= John Cushnie =

British landscape designer, author, journalist, and broadcaster

John Alexander Montgomery Cushnie (14 May 1943 - 31 December 2009) was a landscape designer, author, journalist, and broadcaster in the United Kingdom, best known as a regular panellist on the long-running BBC Radio 4 programme Gardeners' Question Time.

==Early life==
Cushnie was born in Lurgan, County Armagh, Northern Ireland, in May 1943, the son of a factory supervisor. He was educated at Lurgan College, before studying at the Greenmount College of Agriculture and Horticulture.

==Career==
After graduating from Greenmount College, Cushnie began a ten-year career in the civil service in Belfast, working for the Northern Ireland Housing Executive.

After this, he established a landscape design and contracting company - Cushnie Landscapes. He worked across the United Kingdom, for both the public and private sectors, focussing on creating "traditional" gardens. The firm had up to 12 employees.

His work with Cushnie Landscapes brought him to the attention of BBC Radio Ulster, where he was invited to appear as a gardening expert. Cushnie later became a regular panellist for 15 years on the BBC Radio 4 programme Gardeners' Question Time.

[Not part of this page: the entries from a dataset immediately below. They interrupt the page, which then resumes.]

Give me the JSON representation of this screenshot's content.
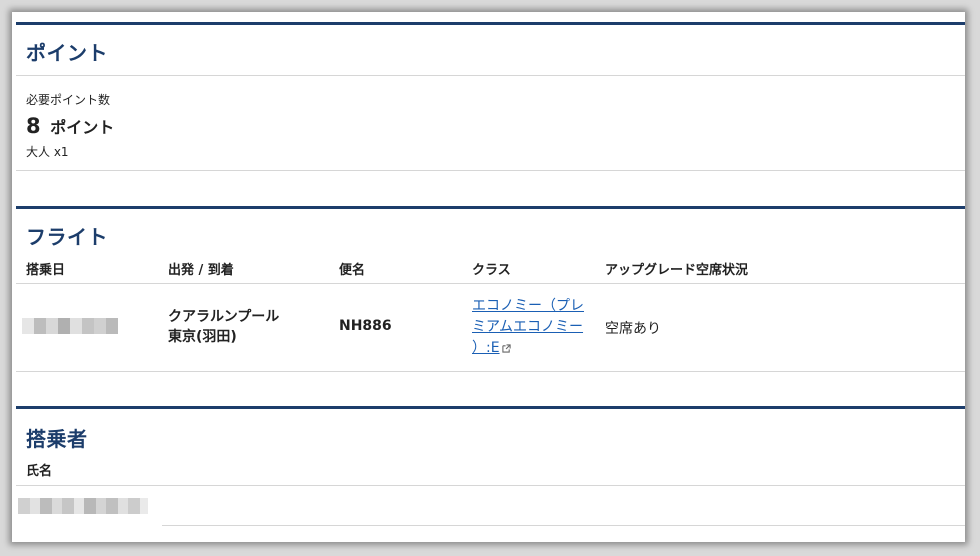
{
  "points": {
    "title": "ポイント",
    "required_label": "必要ポイント数",
    "value": "8",
    "unit": "ポイント",
    "passenger_count": "大人 x1"
  },
  "flight": {
    "title": "フライト",
    "headers": {
      "date": "搭乗日",
      "route": "出発 / 到着",
      "flight_no": "便名",
      "class": "クラス",
      "upgrade": "アップグレード空席状況"
    },
    "row": {
      "date": "",
      "departure": "クアラルンプール",
      "arrival": "東京(羽田)",
      "flight_no": "NH886",
      "class_line1": "エコノミー（プレ",
      "class_line2": "ミアムエコノミー",
      "class_line3": "）:E",
      "upgrade_status": "空席あり"
    }
  },
  "passengers": {
    "title": "搭乗者",
    "name_header": "氏名",
    "name": ""
  },
  "colors": {
    "accent": "#1c3d6b",
    "link": "#1a5fb4"
  }
}
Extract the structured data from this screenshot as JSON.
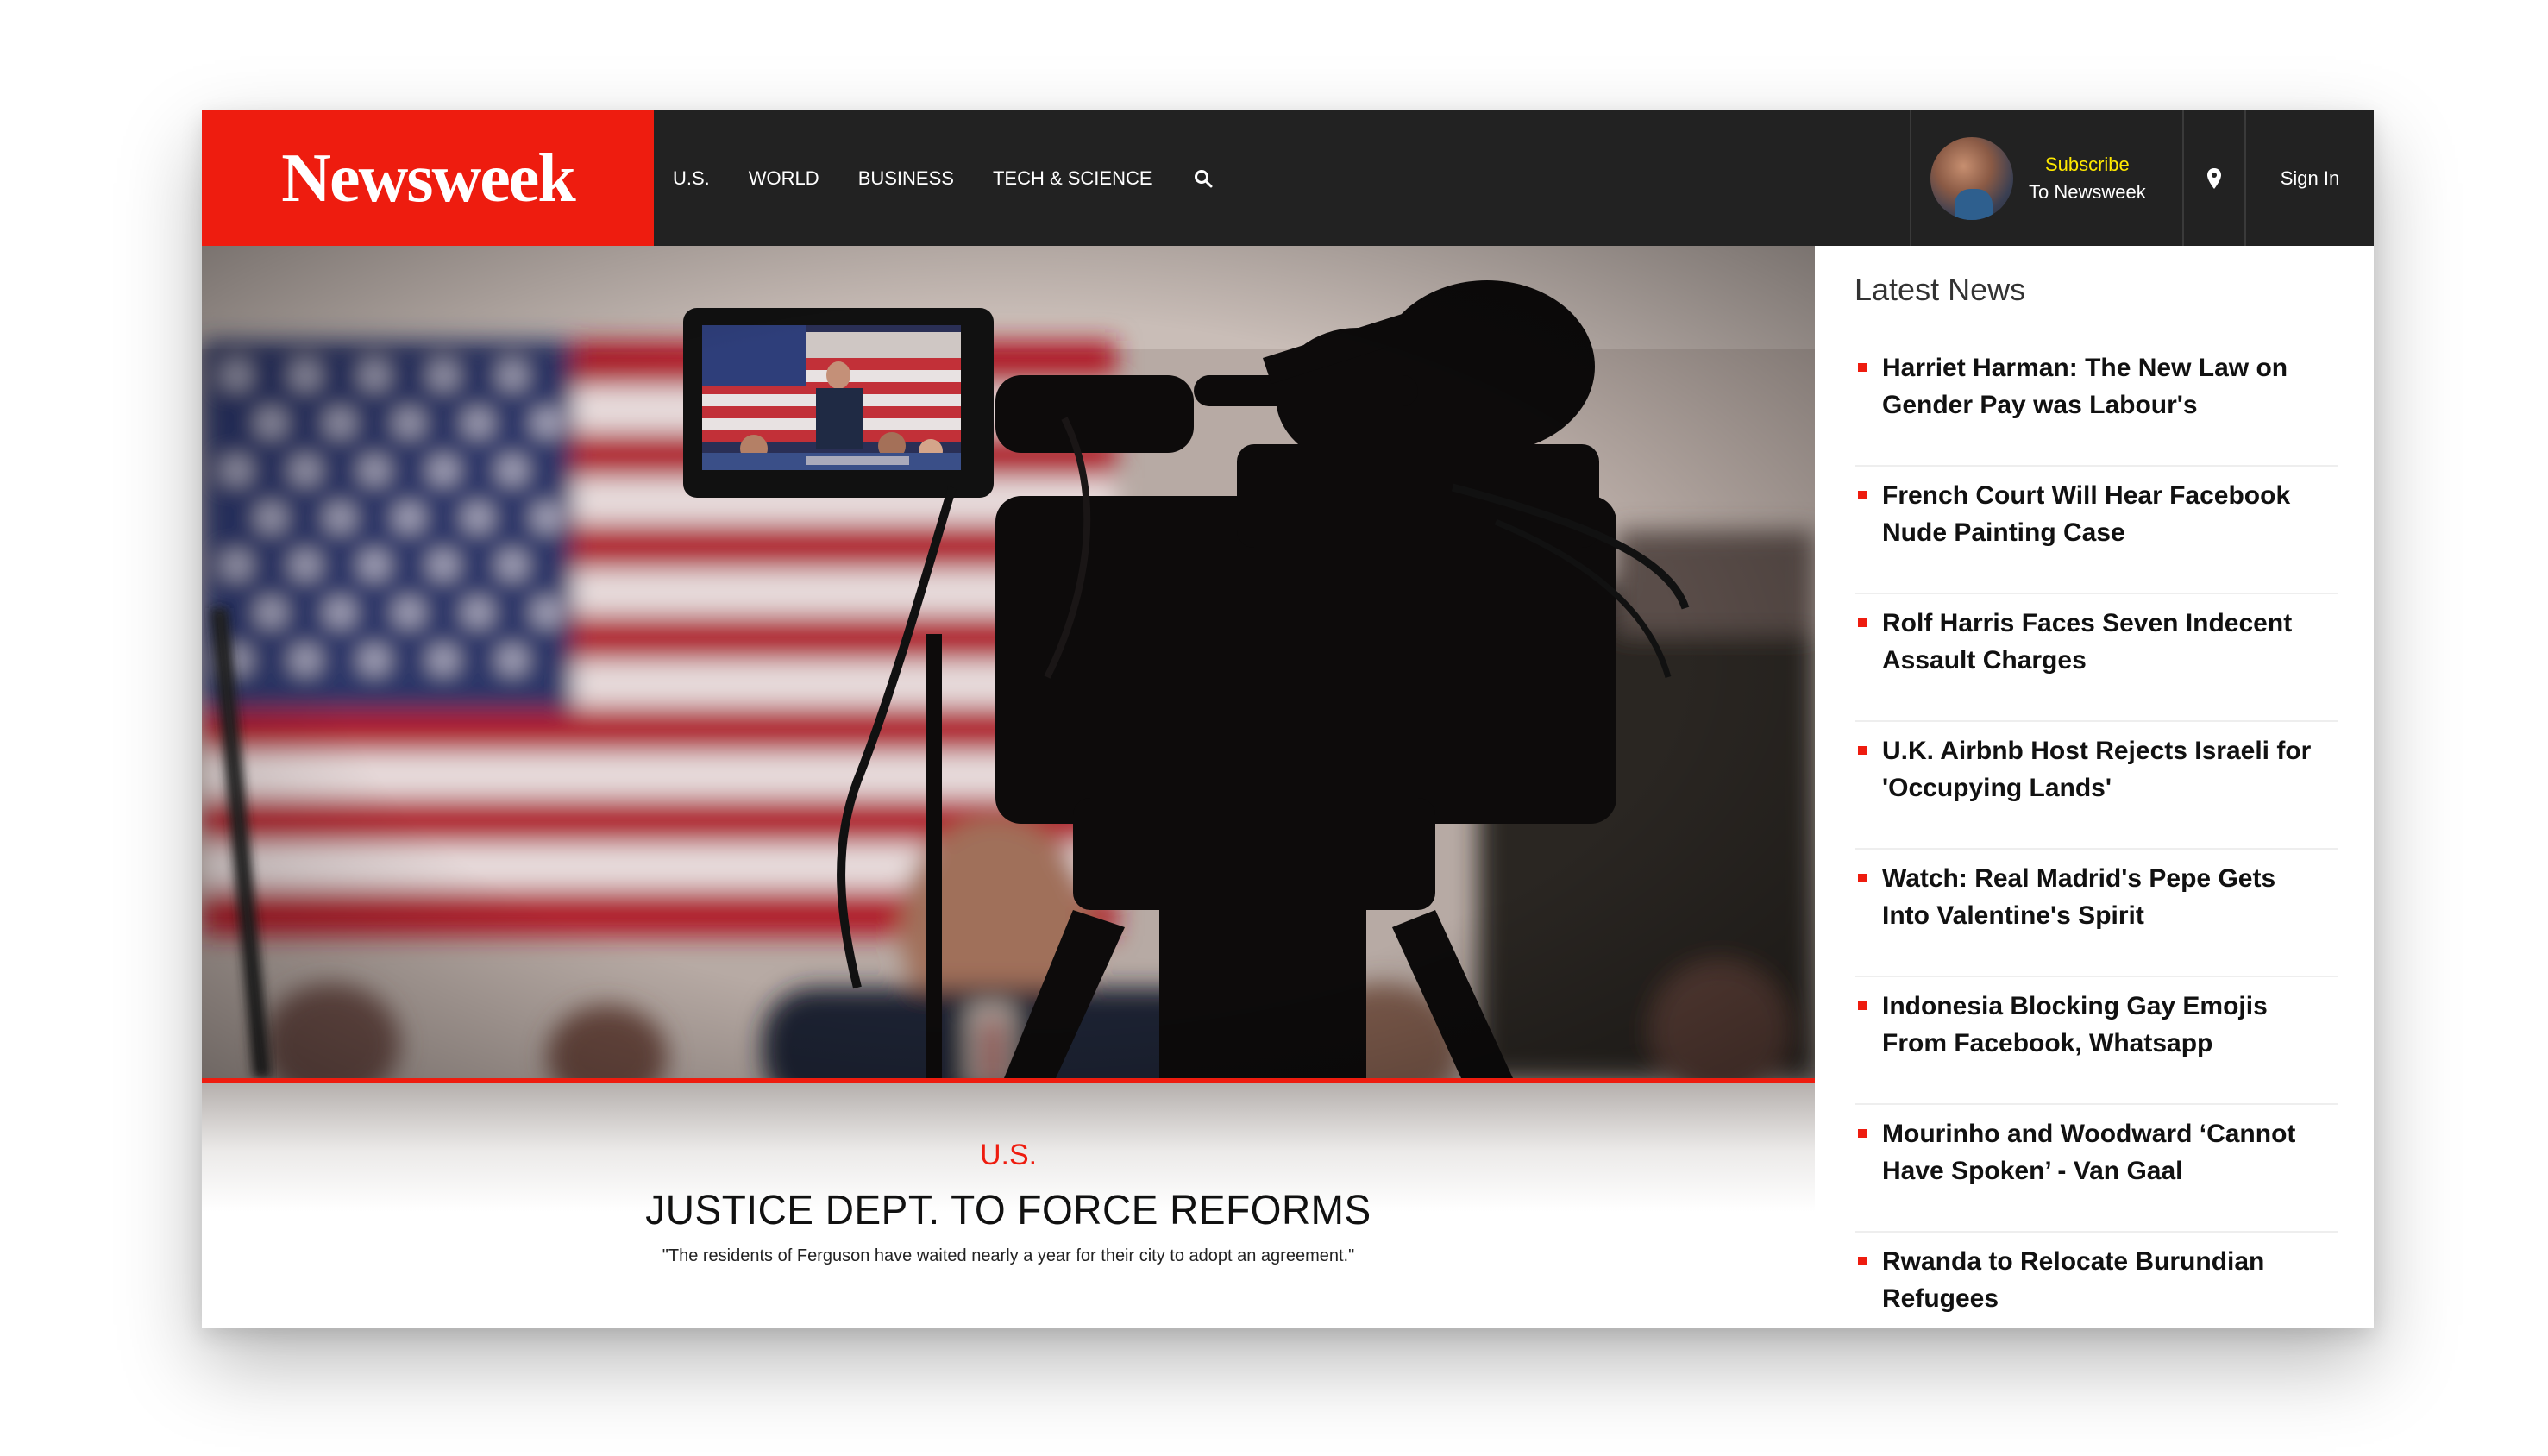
{
  "header": {
    "logo": "Newsweek",
    "nav": [
      "U.S.",
      "WORLD",
      "BUSINESS",
      "TECH & SCIENCE"
    ],
    "subscribe_line1": "Subscribe",
    "subscribe_line2": "To Newsweek",
    "signin": "Sign In",
    "icons": {
      "search": "search-icon",
      "location": "location-pin-icon"
    }
  },
  "hero": {
    "section": "U.S.",
    "title": "JUSTICE DEPT. TO FORCE REFORMS",
    "dek": "\"The residents of Ferguson have waited nearly a year for their city to adopt an agreement.\""
  },
  "latest": {
    "title": "Latest News",
    "items": [
      {
        "line1": "Harriet Harman: The New Law on",
        "line2": "Gender Pay was Labour's"
      },
      {
        "line1": "French Court Will Hear Facebook",
        "line2": "Nude Painting Case"
      },
      {
        "line1": "Rolf Harris Faces Seven Indecent",
        "line2": "Assault Charges"
      },
      {
        "line1": "U.K. Airbnb Host Rejects Israeli for",
        "line2": "'Occupying Lands'"
      },
      {
        "line1": "Watch: Real Madrid's Pepe Gets",
        "line2": "Into Valentine's Spirit"
      },
      {
        "line1": "Indonesia Blocking Gay Emojis",
        "line2": "From Facebook, Whatsapp"
      },
      {
        "line1": "Mourinho and Woodward ‘Cannot",
        "line2": "Have Spoken’ - Van Gaal"
      },
      {
        "line1": "Rwanda to Relocate Burundian",
        "line2": "Refugees"
      }
    ]
  },
  "colors": {
    "brand_red": "#ee1c0f",
    "header_bg": "#222222",
    "subscribe_yellow": "#ffe900"
  }
}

Mark Damazer, the station's former controller, said that Cushnie "laced every programme with warmth and joy". He also answered questions for 39 years on BBC Radio Ulster's gardening programmes.

In addition to his radio work and the running of his company he was gardening editor of Ireland's Homes Interior and Living magazine and was a contributor to the Daily Telegraph.

==Personal life==
He lived in Killyleagh, County Down and studied horticulture at Greenmount College of Agriculture and Horticulture in Antrim. He was married with two sons and a daughter. Although he was brought up as a Presbyterian, after he married he followed his wife's denomination (the Church of Ireland). Cushnie died on 31 December 2009 from a heart attack, aged 66, less than a week after his final appearance on Gardeners' Question Time.

==Bibliography==
- Ground Cover: a thousand beautiful plants for difficult places (with photographs from The Garden Picture Library, hardcover, 160 pages, Kyle Cathie Limited, 1999, ISBN 1-85626-326-6)
- How to Garden: the only gardening book you will ever need (with photographs by Steven Wooster, hardcover, 192 pages, Angus Books Limited, 2001, ISBN 1-904594-27-1)
- Gardener's Question Time: All Your Gardening Problems Solved (with co-authors Bob Flowerdew, Pippa Greenwood, Bunny Guinness, Anne Swithinbank, illustrations by Bunny Guinness, and photographs from The Garden Picture Gallery and others, paperback, 325 pages, Bookmart Limited, 2005, ISBN 1-84509-189-2)
- How to Prune: techniques and tips for every plant and every season (with photographs by John Swithinbank, hardcover, 256 pages, Kyle Cathie Limited, 2007, ISBN 978-1-85626-738-0)
- Hedge Man: John Cushnie (with illustrations by Chris Gould and foreword by Bunny Guinness, hardcover, 198 pages, Constable and Robinson Limited, 2010, ISBN 978-1-84901-545-5)
- Trees for the Garden paperback 224 pages (Kyle Cathie Press 2002) ISBN 1 85626 551 X
- Shrubs for the Garden hardback 224 pages (Kyle Cathie Press, 2004) ISBN 1 85626 502 1, photographs by Marianne Majerus.